The third challenge concerned the moral life—specifically, "the idea that the moral law is a more or less arbitrary constraint in which certain things are permitted and certain things are forbidden," regardless of how they affect human beings. This idea, he said, is rooted in "a culture of legalism" that was "decisively rejected by the Magisterium" in Pope John Paul II's encyclical "Veritatis Splendor" ("The Splendor of Truth"). Genuine Catholic moral teaching, he continued, holds that certain acts are "forbidden and wrong" because they are bad for whoever does them, while other actions are "permitted and right" because they are good for the person doing them.

He said that "the commandments are more like an athlete's daily exercise and diet regime than they are like the traffic laws."

"Traffic regulations require that we stop on red and go on green, but it could just as well be the other way around," he said. But an athlete's regimen, prescribed by his or her coach, enables the athlete to achieve goals that otherwise would be impossible.
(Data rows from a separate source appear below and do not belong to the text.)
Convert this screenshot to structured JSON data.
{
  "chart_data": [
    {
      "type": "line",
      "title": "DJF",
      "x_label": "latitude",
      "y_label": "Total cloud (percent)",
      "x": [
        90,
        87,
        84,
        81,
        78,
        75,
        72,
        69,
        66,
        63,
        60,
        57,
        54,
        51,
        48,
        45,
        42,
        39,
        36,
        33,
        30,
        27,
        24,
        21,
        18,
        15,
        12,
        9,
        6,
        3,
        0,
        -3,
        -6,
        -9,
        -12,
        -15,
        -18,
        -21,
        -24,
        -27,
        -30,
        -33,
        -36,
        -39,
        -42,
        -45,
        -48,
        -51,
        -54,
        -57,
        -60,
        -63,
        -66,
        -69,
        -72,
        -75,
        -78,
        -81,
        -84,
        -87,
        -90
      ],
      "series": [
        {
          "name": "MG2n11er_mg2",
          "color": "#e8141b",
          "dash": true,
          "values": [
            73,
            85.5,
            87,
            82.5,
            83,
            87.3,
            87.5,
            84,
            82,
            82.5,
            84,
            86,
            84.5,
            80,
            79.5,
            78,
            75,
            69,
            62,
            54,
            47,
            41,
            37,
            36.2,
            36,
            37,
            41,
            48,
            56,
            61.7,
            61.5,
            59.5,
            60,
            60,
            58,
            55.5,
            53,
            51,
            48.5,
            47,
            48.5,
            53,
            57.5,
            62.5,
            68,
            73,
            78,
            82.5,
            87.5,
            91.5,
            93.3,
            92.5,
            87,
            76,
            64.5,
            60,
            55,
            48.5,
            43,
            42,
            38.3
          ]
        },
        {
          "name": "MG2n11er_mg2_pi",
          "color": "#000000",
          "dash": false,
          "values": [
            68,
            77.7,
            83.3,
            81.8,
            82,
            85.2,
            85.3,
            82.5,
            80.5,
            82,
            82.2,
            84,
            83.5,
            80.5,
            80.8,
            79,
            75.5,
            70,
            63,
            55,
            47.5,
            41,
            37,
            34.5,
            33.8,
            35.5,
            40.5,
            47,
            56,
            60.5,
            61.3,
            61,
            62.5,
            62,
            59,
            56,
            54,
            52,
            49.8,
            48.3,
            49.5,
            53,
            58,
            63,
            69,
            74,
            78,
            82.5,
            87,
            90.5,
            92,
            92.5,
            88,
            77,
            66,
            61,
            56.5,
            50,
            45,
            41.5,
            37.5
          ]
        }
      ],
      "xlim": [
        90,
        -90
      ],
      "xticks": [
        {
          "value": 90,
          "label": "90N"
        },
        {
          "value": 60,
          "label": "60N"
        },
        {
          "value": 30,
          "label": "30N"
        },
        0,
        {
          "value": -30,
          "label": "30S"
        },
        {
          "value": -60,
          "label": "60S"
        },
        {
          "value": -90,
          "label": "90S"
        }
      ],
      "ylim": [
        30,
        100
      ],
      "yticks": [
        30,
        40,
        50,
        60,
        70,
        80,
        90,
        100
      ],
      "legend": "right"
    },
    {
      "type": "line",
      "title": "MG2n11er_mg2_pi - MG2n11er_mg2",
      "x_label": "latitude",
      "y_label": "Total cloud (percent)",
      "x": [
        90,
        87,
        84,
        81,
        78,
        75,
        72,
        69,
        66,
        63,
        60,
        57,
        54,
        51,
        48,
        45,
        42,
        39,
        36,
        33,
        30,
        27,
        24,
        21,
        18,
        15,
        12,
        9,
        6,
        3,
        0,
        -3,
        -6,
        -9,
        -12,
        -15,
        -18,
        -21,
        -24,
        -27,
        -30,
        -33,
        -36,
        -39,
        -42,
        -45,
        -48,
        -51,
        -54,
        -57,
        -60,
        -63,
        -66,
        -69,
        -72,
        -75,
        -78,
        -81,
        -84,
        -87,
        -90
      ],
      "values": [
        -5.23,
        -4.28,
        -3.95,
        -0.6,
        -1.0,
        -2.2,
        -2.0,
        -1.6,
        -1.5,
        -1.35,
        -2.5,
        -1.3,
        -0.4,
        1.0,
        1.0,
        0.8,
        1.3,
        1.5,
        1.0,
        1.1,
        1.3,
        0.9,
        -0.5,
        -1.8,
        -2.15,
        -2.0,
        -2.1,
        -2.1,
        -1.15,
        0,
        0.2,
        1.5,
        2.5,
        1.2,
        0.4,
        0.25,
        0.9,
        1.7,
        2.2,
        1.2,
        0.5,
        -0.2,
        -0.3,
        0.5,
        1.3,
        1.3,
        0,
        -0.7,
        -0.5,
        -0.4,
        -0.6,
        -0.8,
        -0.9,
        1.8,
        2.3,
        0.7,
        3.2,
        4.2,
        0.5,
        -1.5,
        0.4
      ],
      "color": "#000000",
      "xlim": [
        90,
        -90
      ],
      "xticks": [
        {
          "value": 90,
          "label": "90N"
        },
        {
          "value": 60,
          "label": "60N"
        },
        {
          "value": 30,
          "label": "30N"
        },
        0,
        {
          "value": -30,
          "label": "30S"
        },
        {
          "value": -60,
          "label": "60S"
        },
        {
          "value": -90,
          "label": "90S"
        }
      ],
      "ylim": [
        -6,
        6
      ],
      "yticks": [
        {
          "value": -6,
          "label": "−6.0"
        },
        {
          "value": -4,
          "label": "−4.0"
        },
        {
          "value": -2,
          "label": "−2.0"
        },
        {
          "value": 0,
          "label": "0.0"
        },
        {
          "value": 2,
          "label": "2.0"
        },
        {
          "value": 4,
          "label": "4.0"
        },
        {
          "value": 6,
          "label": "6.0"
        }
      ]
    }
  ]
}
Similarly, the requirements of the moral law exist for a high purpose: "to guide us steadily toward the good in every action, and thus toward our ultimate good," which is God, the archbishop said.

The archbishop was introduced by Father Dominic Izzo, O.P., provincial of the Province of St. Joseph, which is based at St. Vincent Ferrer parish in Manhattan.

Father Izzo told CNY that the archbishop "epitomizes the Dominican tradition," which holds that "the pursuit of truth forms one's whole life and holiness."

Attending the lecture was Father Carlos Quijano, O.P., a chaplain at New York Presbyterian Hospital. He told CNY that he was struck by Archbishop DiNoia's discussion of "the encounter with pluralism."

"At the hospital we have chaplains of all faiths, and in a certain sense we are to serve (patients) of all the faiths that are there, not just our own traditions," he said. He noted the importance of "entering into honest dialogue with different religions" on moral topics and "even the whole question of suffering and death."